The Only Difference In An All-Female Kitchen Is The Lack of Impending Doom

The Only Difference In An All-Female Kitchen Is The Lack of Impending Doom

Other than that, we’re just humans making food. Get over it.

March 29, 2018
● 2 min read
The Only Difference In An All-Female Kitchen Is The Lack of Impending Doom

The Only Difference In An All-Female Kitchen Is The Lack of Impending Doom

Other than that, we’re just humans making food. Get over it.

March 29, 2018
● 2 min read
By Casey Rebecca Nunes | Original image via IStock; Photo illustration by ChefsFeed

I’ve never really felt a strong connection to other women.

As someone who’s always skewed tomboy, and always worked in male-dominated industries, I’ve trained myself to mask my femininity, since anything other than brute strength and emotional neutrality was frowned upon and filed under: “pussy.” Although I possess one and am unashamed of my sexual organs and the identity that comes with them, I didn’t want that to be the focal point of any conversation.

I wanted to be seen as an equal. Now I see how ridiculous it was to think that by (br)osmosis, I’d soak up some sort of advantage. That by being immersed in an environment dominated by men, I’d be made “better” because of it. I don’t want or need modifiers like “GIRL POWER” and “BADASS,” given out like charms on a bracelet, to accompany any description of what I do. “Chef” is the only one I want; it’s earned, like my kitchen scars, and not anatomical.
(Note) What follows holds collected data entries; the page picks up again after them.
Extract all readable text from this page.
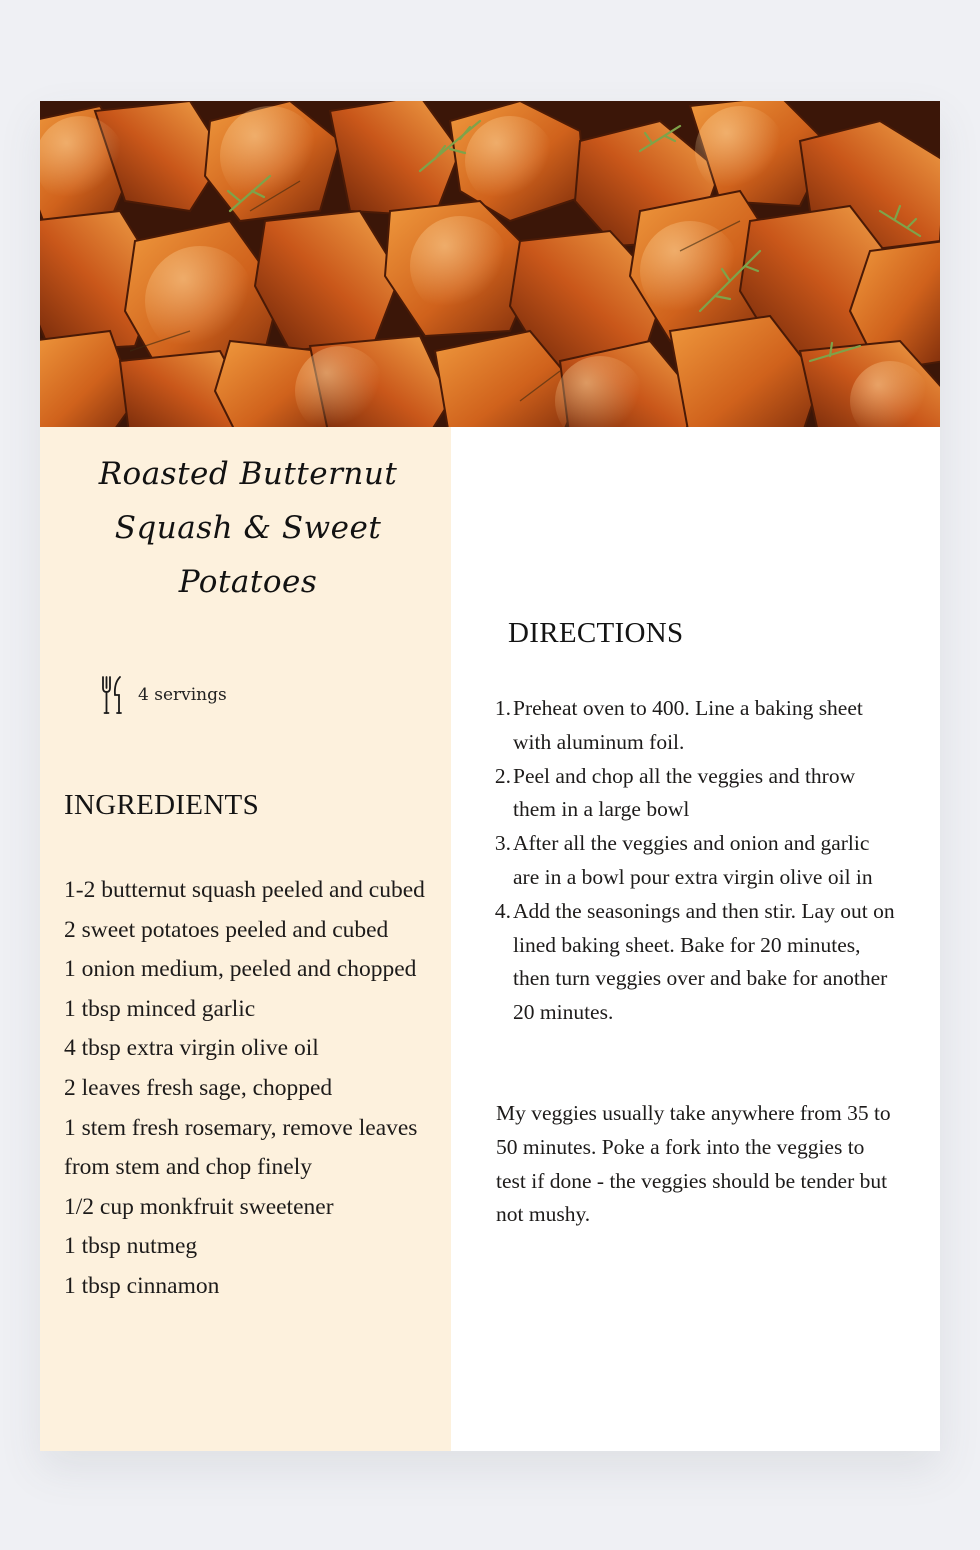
Roasted Butternut Squash & Sweet Potatoes
4 servings
INGREDIENTS
1-2 butternut squash peeled and cubed
2 sweet potatoes peeled and cubed
1 onion medium, peeled and chopped
1 tbsp minced garlic
4 tbsp extra virgin olive oil
2 leaves fresh sage, chopped
1 stem fresh rosemary, remove leaves from stem and chop finely
1/2 cup monkfruit sweetener
1 tbsp nutmeg
1 tbsp cinnamon
DIRECTIONS
1. Preheat oven to 400. Line a baking sheet with aluminum foil.
2. Peel and chop all the veggies and throw them in a large bowl
3. After all the veggies and onion and garlic are in a bowl pour extra virgin olive oil in
4. Add the seasonings and then stir. Lay out on lined baking sheet. Bake for 20 minutes, then turn veggies over and bake for another 20 minutes.

My veggies usually take anywhere from 35 to 50 minutes. Poke a fork into the veggies to test if done - the veggies should be tender but not mushy.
Now, I run a restaurant with two other strong women who’ve also been shaped by this notion, and I’ve never felt more empowered or more set up for success. It’s not because we possess more masculine qualities, and it’s not because we’re world-weary bitches hardened by the rough and seedy restaurant world. It’s because we are human beings.

People like to assume that being part of an all-female restaurant management dynamic is about speaking in calm, dulcet tones and syncing up our menstrual cycles. Sure, we strive for a dusting of harmony and balance, for control in the chaos, but mostly because that’s how we like to work. As people, and women. 

But as a team, we face the same personality challenges as every kitchen in the history of kitchens, as we simmer in a weird stew of ego, pride, and stress. Sometimes we are not on the same page. Sometimes we yell. We try to stay ahead of the next wave of inevitable upsets and triumphs that shape our public personality. We push ahead, no matter what. 

Huh. Those are literally all the same challenges as running a restaurant with men-folk! Weird. 

Sure, there are some stark differences. I don’t feel the impending doom of a too-friendly comment or ass brush. Work pet names carry different weight; mine is “La Planchita” — The Iron Lady. But the biggest shift is that I know, with total, comfortable certainty that the other women I work alongside understand what all of this feels like, too. We’re consciously striving to maintain this emotionally sensitive inclusivity we’ve stumbled upon. 

When I slough off the weight of pay inequity, seemingly inevitable harassment, emotional tone-deafness, and various other gender-based power struggles in this business, I’m left with the work. Just the work; the prep, the service, the cleaning. I’m grateful every day that the place I want to be the most doesn’t force me to simultaneously fight larger issues while I plate.

And look, I know people mean well with woke attempts at admiration for our all-female staff, but it kind of annoys me, in a patronizing head-patting kind of way. Don’t praise women for daring to cook as women—praise them for being people who turned their dreams into reality. Don’t give us awards based on our gender. That’s what evens the playing field.

Women are dope, not all men are evil in their privilege, and all humans are crazy. Now, if you’ll excuse me, back to the mountain of cubanos I've got to send out.